Successful tests with mice
The researchers had to go one step further in order to find out how nerve cells behave when designed to grow on this artificial extracellular matrix and how these growth characteristics change with the help of various chemical peptides. In cooperation with their partner Bernd Knöll, professor at the Institute of Physiological Chemistry at the German University of Ulm, the researchers have produced a broad range of diverse peptide structures, applied them to glass slides, and cultivated nerve cells on these structures too. The researchers found that the nerve cells on some of these fibrous structures did not grow at all. “However, after a short time, axons formed in others – these are thin protrusions that establish connections to other nerve cells.”

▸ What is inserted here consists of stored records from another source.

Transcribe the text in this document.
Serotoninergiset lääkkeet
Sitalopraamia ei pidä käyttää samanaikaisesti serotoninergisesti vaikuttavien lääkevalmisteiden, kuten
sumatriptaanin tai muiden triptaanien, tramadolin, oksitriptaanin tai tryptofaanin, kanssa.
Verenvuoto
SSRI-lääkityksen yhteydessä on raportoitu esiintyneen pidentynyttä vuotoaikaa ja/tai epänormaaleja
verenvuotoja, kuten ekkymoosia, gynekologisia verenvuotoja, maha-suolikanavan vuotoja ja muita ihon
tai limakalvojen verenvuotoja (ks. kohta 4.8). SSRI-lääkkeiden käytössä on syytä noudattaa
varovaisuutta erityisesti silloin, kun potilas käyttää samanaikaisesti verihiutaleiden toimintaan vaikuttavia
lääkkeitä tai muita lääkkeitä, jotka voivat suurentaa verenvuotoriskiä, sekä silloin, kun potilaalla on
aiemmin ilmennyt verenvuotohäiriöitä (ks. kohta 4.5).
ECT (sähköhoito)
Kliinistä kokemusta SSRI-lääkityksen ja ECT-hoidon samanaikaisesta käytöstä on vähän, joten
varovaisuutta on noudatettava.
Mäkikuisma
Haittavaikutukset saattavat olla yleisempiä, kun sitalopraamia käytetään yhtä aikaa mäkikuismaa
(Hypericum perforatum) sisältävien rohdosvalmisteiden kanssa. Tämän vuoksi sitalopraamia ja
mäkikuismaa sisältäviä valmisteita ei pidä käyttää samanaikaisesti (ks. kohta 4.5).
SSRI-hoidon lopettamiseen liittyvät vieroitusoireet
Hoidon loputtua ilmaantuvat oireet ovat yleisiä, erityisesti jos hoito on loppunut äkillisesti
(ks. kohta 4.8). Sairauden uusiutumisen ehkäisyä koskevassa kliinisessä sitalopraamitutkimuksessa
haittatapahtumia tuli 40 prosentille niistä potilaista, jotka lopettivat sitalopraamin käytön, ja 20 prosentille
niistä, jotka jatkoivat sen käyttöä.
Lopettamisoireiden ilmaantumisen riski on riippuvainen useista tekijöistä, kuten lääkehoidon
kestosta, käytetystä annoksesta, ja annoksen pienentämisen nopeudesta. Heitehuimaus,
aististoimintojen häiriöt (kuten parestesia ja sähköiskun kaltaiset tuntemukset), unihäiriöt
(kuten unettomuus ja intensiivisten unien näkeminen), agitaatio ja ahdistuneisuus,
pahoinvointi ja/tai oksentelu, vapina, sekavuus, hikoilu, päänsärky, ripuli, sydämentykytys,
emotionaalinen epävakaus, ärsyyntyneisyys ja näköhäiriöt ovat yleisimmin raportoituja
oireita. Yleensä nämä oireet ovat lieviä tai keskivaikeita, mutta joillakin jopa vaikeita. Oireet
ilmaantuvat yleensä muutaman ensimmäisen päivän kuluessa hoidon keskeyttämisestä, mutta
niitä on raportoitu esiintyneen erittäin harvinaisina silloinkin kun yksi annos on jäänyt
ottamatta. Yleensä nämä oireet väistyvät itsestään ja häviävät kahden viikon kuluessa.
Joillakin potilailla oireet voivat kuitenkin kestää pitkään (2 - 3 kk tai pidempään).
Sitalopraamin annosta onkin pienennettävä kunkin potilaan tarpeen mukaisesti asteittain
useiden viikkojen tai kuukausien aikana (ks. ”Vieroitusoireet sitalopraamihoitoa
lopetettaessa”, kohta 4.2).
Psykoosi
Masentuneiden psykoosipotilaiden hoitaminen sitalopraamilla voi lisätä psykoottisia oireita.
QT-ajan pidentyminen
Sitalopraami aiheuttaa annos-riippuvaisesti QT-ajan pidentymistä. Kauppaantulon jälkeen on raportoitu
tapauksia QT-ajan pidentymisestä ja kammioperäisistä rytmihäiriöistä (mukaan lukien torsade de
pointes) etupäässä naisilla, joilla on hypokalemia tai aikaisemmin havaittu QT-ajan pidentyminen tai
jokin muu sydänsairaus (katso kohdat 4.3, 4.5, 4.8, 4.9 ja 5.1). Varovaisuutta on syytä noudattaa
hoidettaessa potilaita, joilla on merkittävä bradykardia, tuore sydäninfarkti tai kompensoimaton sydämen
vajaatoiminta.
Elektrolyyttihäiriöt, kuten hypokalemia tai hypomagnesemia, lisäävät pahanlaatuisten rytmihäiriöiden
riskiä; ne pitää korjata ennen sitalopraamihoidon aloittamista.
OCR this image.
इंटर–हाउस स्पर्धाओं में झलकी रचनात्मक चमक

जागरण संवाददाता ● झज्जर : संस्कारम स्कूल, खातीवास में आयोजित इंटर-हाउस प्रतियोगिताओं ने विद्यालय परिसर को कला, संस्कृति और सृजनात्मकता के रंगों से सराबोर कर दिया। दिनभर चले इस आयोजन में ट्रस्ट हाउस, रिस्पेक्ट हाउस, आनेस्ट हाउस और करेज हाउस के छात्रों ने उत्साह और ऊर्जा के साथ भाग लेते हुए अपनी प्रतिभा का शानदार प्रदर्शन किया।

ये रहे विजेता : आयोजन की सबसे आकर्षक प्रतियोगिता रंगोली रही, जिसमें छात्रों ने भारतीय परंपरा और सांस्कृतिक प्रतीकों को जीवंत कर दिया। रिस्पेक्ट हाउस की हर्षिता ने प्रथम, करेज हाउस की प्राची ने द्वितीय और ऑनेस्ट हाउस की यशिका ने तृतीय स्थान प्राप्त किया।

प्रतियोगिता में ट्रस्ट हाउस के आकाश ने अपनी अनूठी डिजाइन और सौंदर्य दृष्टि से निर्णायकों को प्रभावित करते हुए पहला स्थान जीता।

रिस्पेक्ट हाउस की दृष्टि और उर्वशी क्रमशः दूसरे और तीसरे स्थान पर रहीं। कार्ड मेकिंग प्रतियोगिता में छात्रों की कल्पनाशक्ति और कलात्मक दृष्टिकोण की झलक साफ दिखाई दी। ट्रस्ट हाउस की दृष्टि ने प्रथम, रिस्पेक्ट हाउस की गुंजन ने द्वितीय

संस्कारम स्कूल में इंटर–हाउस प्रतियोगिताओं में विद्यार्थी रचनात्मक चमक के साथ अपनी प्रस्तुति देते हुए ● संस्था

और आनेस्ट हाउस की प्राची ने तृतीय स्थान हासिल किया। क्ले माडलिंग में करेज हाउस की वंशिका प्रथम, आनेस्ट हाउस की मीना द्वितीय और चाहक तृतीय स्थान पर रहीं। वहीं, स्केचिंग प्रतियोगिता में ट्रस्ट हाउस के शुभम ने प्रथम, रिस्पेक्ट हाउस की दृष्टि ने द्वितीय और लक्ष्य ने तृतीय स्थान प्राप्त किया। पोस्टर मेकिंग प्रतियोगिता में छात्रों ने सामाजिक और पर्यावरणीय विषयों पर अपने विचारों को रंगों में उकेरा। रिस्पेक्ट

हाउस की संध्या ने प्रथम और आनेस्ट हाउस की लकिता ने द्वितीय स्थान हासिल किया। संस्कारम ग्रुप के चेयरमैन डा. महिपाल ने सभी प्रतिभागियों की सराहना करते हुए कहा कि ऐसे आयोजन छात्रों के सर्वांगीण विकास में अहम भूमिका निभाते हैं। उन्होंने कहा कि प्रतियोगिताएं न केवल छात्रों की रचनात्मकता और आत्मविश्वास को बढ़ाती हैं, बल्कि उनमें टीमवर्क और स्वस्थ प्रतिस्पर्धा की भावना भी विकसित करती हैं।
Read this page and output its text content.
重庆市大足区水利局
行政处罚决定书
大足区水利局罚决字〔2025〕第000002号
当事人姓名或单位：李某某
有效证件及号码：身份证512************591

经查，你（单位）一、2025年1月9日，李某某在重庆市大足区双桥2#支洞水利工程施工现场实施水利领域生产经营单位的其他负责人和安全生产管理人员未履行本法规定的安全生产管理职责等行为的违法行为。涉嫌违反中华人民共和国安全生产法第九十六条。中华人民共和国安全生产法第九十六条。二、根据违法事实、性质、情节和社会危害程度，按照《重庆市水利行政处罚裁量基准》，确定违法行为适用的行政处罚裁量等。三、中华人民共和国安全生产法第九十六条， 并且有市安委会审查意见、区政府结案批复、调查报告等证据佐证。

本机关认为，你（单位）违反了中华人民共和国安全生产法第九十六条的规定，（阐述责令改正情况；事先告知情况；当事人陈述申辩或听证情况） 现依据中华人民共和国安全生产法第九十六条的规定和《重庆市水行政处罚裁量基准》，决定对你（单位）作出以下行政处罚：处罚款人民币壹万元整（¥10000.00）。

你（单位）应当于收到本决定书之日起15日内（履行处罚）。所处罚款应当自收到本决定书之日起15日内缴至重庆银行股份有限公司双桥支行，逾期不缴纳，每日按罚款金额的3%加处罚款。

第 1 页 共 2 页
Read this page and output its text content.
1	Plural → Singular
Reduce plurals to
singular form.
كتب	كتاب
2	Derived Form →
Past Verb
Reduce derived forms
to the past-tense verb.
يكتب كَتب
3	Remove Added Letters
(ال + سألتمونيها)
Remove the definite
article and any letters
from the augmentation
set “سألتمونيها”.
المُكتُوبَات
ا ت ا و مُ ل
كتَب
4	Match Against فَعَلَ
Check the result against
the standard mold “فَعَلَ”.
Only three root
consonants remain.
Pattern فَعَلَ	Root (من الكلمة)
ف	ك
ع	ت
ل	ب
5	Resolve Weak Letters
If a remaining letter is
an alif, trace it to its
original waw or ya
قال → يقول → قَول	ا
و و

The fibrous structure on which the nerve cells grew best was then tested in animal experiments at the University of Ulm. A mouse had its facial nerve (which controls the movement of the whiskers) severed surgically on one side. “The peptides were injected at the nerve breakage point that was created that way after they had formed the fibrous structure. The mouse was already able to move its whiskers again after just 18 days. The nerve cords had apparently grown back together.”
Since the peptides of these synthetic fibers are very similar to the natural proteins that make up the extracellular matrix, the researchers now hope “that the material will remain in place for the time it takes to heal, but that the body will then be able to break it down. So far, the scientists have observed that the amount of material at the injection site gradually disappears.” Whether this is due to biodegradation or because it gets distributed through the body is something that requires much more research.”
Optimism among researchers
It will be some time before this new method can be used on humans. Further optimizations are necessary because the nerve cells on the material do not yet grow as well as they do on a natural, biological matrix, “plus they also tend to grow quite randomly in all directions,” the researchers admit. “Therefore, in the next step, we want to incorporate other growth elements into the artificial matrix in order to further accelerate the healing process. We also want to align the injected fibrous structures so that the nerve cells are able to grow in one direction.”
However, the scientists assume that their artificial extracellular matrix could at least help to heal minor injuries to nerve cords and therefore avoid surgery in the future. “And perhaps, after some more research, it will one day be possible to treat not only injuries to the peripheral nervous system but also to the central nervous system,” they hope.